CANNES, France — On the last day of every Cannes Film Festival, word begins to leak out about which filmmakers from the competition have been called back for the closing-night awards ceremony.

Many of us already knew, going into Saturday night’s show, that Alice Rohrwacher’s Happy as Lazzaro, Spike Lee’s BlacKkKlansman, Nadine Labaki’s Capernaum and Hirokazu Kore-eda’s Shoplifters were certain to go home with awards, though which film would win what remained a mystery.

Festival juries are notoriously difficult to predict, but several other critics shared my hunch that the Palme d’Or, the festival’s top prize, would go to either Capernaum or BlacKkKlansman. Both were among the most enthusiastically touted films in the competition, and they offered the jury a chance to anoint either Labaki, a Lebanese director who had just launched herself into the big leagues, or Lee, a veteran American auteur who had famously (and angrily) lost the Palme nearly 30 years ago for Do the Right Thing. Would they go with the striking new talent or the overdue veteran?

In the end they chose the overdue veteran, though not the one some of us were expecting. In a development as startling as it was altogether marvelous, the jury president, Cate Blanchett, announced that the Palme d’Or had gone to Kore-eda’s Shoplifters, one of the quietest, loveliest and most emotionally enduring films in the competition.

Did anyone see this coming? To judge by his genially shell-shocked reaction, Kore-eda himself certainly didn’t.

If anything, this beloved, prolific Japanese auteur had pulled off an upset as steal-thy and light-fingered as his movie, which follows a makeshift family of supermarket thieves dwelling in cramped but loving quarters.

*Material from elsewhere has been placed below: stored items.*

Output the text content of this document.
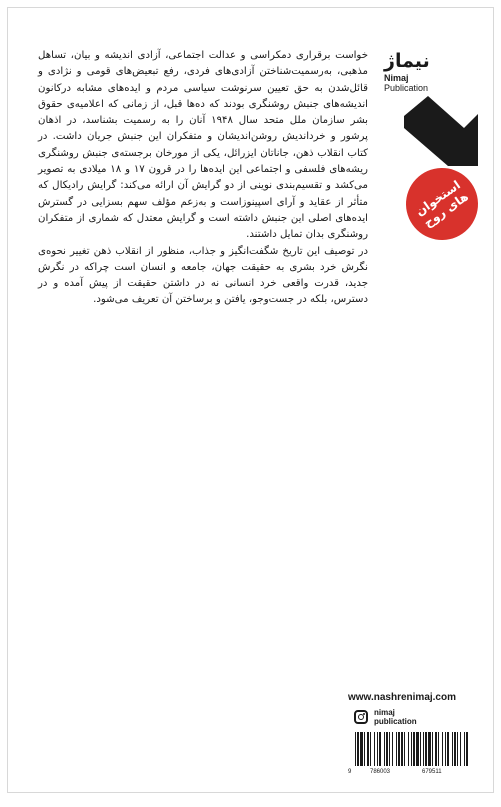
خواست برقراری دمکراسی و عدالت اجتماعی، آزادی اندیشه و بیان، تساهل مذهبی، به‌رسمیت‌شناختن آزادی‌های فردی، رفع تبعیض‌های قومی و نژادی و قائل‌شدن به حق تعیین سرنوشت سیاسی مردم و ایده‌های مشابه درکانون اندیشه‌های جنبش روشنگری بودند که ده‌ها قبل، از زمانی که اعلامیه‌ی حقوق بشر سازمان ملل متحد سال ۱۹۴۸ آنان را به رسمیت بشناسد، در اذهان پرشور و خرداندیش روشن‌اندیشان و متفکران این جنبش جریان داشت. در کتاب انقلاب ذهن، جاناتان ایزرائل، یکی از مورخان برجسته‌ی جنبش روشنگری ریشه‌های فلسفی و اجتماعی این ایده‌ها را در قرون ۱۷ و ۱۸ میلادی به تصویر می‌کشد و تقسیم‌بندی نوینی از دو گرایش آن ارائه می‌کند: گرایش رادیکال که متأثر از عقاید و آرای اسپینوزاست و به‌زعم مؤلف سهم بسزایی در گسترش ایده‌های اصلی این جنبش داشته است و گرایش معتدل که شماری از متفکران روشنگری بدان تمایل داشتند.

در توصیف این تاریخ شگفت‌انگیز و جذاب، منظور از انقلاب ذهن تغییر نحوه‌ی نگرش خرد بشری به حقیقت جهان، جامعه و انسان است چراکه در نگرش جدید، قدرت واقعی خرد انسانی نه در داشتن حقیقت از پیش آمده و در دسترس، بلکه در جست‌وجو، یافتن و برساختن آن تعریف می‌شود.

نیماژ
Nimaj
Publication
استخوان های روح
www.nashrenimaj.com
nimaj
publication
9	786003	679511
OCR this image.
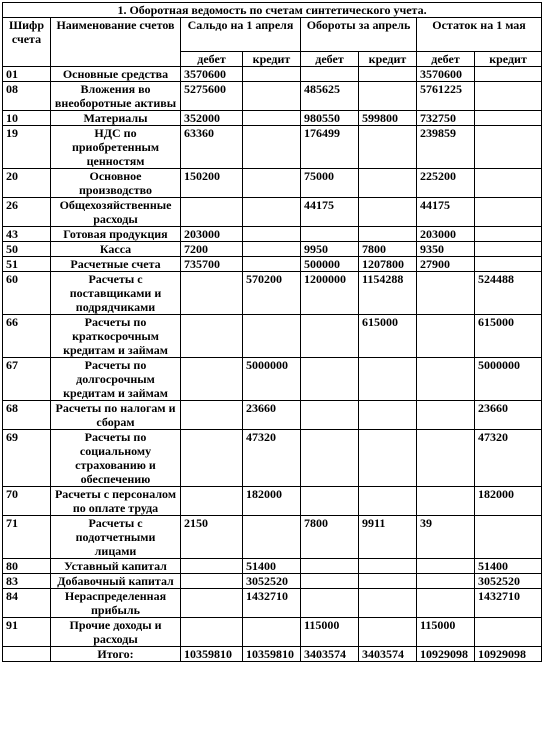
1. Оборотная ведомость по счетам синтетического учета.							
Шифр счета	Наименование счетов	Сальдо на 1 апреля		Обороты за апрель		Остаток на 1 мая	
		дебет	кредит	дебет	кредит	дебет	кредит
01	Основные средства	3570600				3570600	
08	Вложения во внеоборотные активы	5275600		485625		5761225	
10	Материалы	352000		980550	599800	732750	
19	НДС по приобретенным ценностям	63360		176499		239859	
20	Основное производство	150200		75000		225200	
26	Общехозяйственные расходы			44175		44175	
43	Готовая продукция	203000				203000	
50	Касса	7200		9950	7800	9350	
51	Расчетные счета	735700		500000	1207800	27900	
60	Расчеты с поставщиками и подрядчиками		570200	1200000	1154288		524488
66	Расчеты по краткосрочным кредитам и займам				615000		615000
67	Расчеты по долгосрочным кредитам и займам		5000000				5000000
68	Расчеты по налогам и сборам		23660				23660
69	Расчеты по социальному страхованию и обеспечению		47320				47320
70	Расчеты с персоналом по оплате труда		182000				182000
71	Расчеты с подотчетными лицами	2150		7800	9911	39	
80	Уставный капитал		51400				51400
83	Добавочный капитал		3052520				3052520
84	Нераспределенная прибыль		1432710				1432710
91	Прочие доходы и расходы			115000		115000	
	Итого:	10359810	10359810	3403574	3403574	10929098	10929098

A tender ensemble piece whose skillful performances dovetail into a perfectly symphonic whole, Shoplifters is a work of such emotional delicacy and formal modesty that you’re barely prepared when the full force of what it’s doing suddenly knocks you sideways.

Like so much of the director’s work (including Nobody Knows and Like Father, Like Son), Shoplifters was so unobtrusive in its mastery that it seemed destined to be taken for granted. Mais oui, another lovely humanist marvel from Kore-eda. What else is new?

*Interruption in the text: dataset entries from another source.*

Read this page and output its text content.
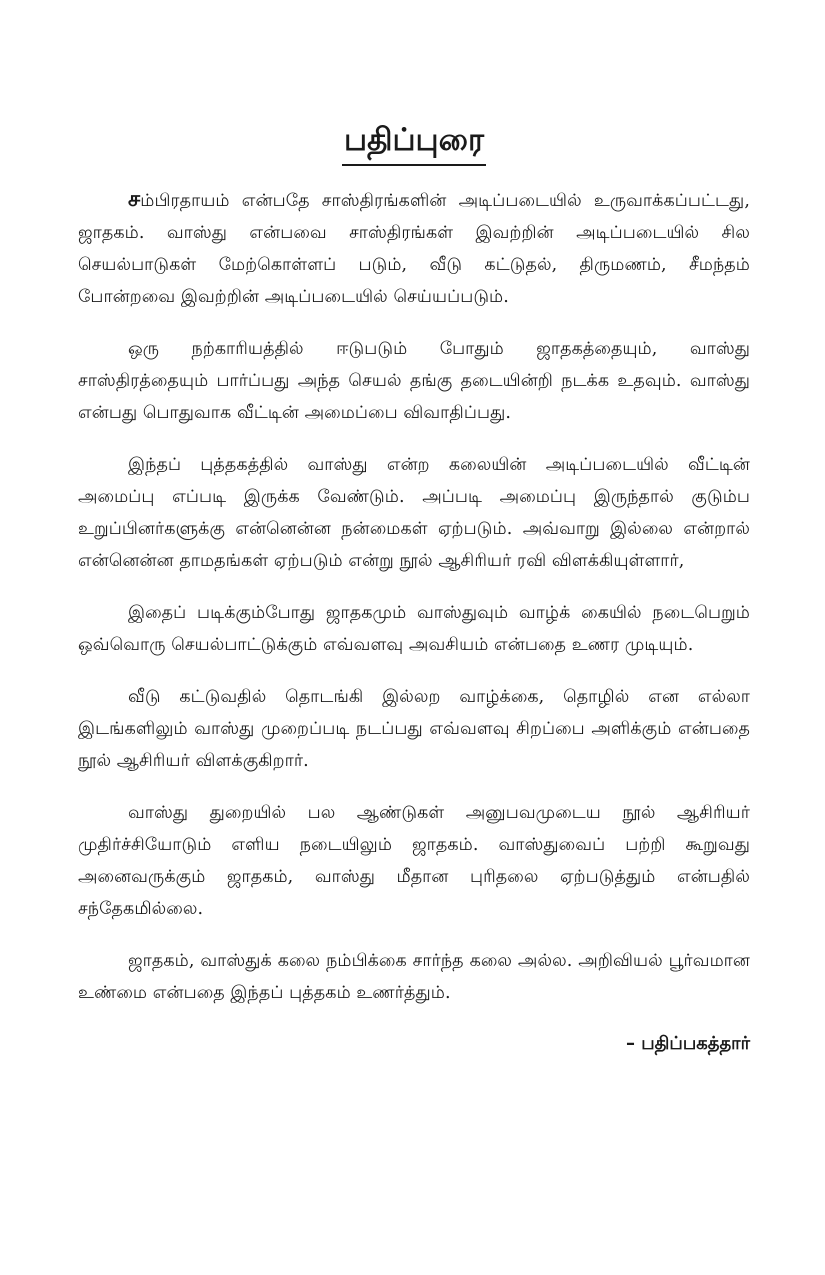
பதிப்புரை

சம்பிரதாயம் என்பதே சாஸ்திரங்களின் அடிப்படையில் உருவாக்கப்பட்டது, ஜாதகம். வாஸ்து என்பவை சாஸ்திரங்கள் இவற்றின் அடிப்படையில் சில செயல்பாடுகள் மேற்கொள்ளப் படும், வீடு கட்டுதல், திருமணம், சீமந்தம் போன்றவை இவற்றின் அடிப்படையில் செய்யப்படும்.

ஒரு நற்காரியத்தில் ஈடுபடும் போதும் ஜாதகத்தையும், வாஸ்து சாஸ்திரத்தையும் பார்ப்பது அந்த செயல் தங்கு தடையின்றி நடக்க உதவும். வாஸ்து என்பது பொதுவாக வீட்டின் அமைப்பை விவாதிப்பது.

இந்தப் புத்தகத்தில் வாஸ்து என்ற கலையின் அடிப்படையில் வீட்டின் அமைப்பு எப்படி இருக்க வேண்டும். அப்படி அமைப்பு இருந்தால் குடும்ப உறுப்பினர்களுக்கு என்னென்ன நன்மைகள் ஏற்படும். அவ்வாறு இல்லை என்றால் என்னென்ன தாமதங்கள் ஏற்படும் என்று நூல் ஆசிரியர் ரவி விளக்கியுள்ளார்,

இதைப் படிக்கும்போது ஜாதகமும் வாஸ்துவும் வாழ்க் கையில் நடைபெறும் ஒவ்வொரு செயல்பாட்டுக்கும் எவ்வளவு அவசியம் என்பதை உணர முடியும்.

வீடு கட்டுவதில் தொடங்கி இல்லற வாழ்க்கை, தொழில் என எல்லா இடங்களிலும் வாஸ்து முறைப்படி நடப்பது எவ்வளவு சிறப்பை அளிக்கும் என்பதை நூல் ஆசிரியர் விளக்குகிறார்.

வாஸ்து துறையில் பல ஆண்டுகள் அனுபவமுடைய நூல் ஆசிரியர் முதிர்ச்சியோடும் எளிய நடையிலும் ஜாதகம். வாஸ்துவைப் பற்றி கூறுவது அனைவருக்கும் ஜாதகம், வாஸ்து மீதான புரிதலை ஏற்படுத்தும் என்பதில் சந்தேகமில்லை.

ஜாதகம், வாஸ்துக் கலை நம்பிக்கை சார்ந்த கலை அல்ல. அறிவியல் பூர்வமான உண்மை என்பதை இந்தப் புத்தகம் உணர்த்தும்.

– பதிப்பகத்தார்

There were other factors at play too. Being the first Cannes of the post-Harvey Weinstein era, the festival was dominated by discussions of gender parity and on numerous occasions became a bold platform for the #MeToo movement. Never was this more powerfully achieved than at the closing ceremony, when the actress-director Asia Argento took the stage and delivered a fearless speech excoriating Weinstein.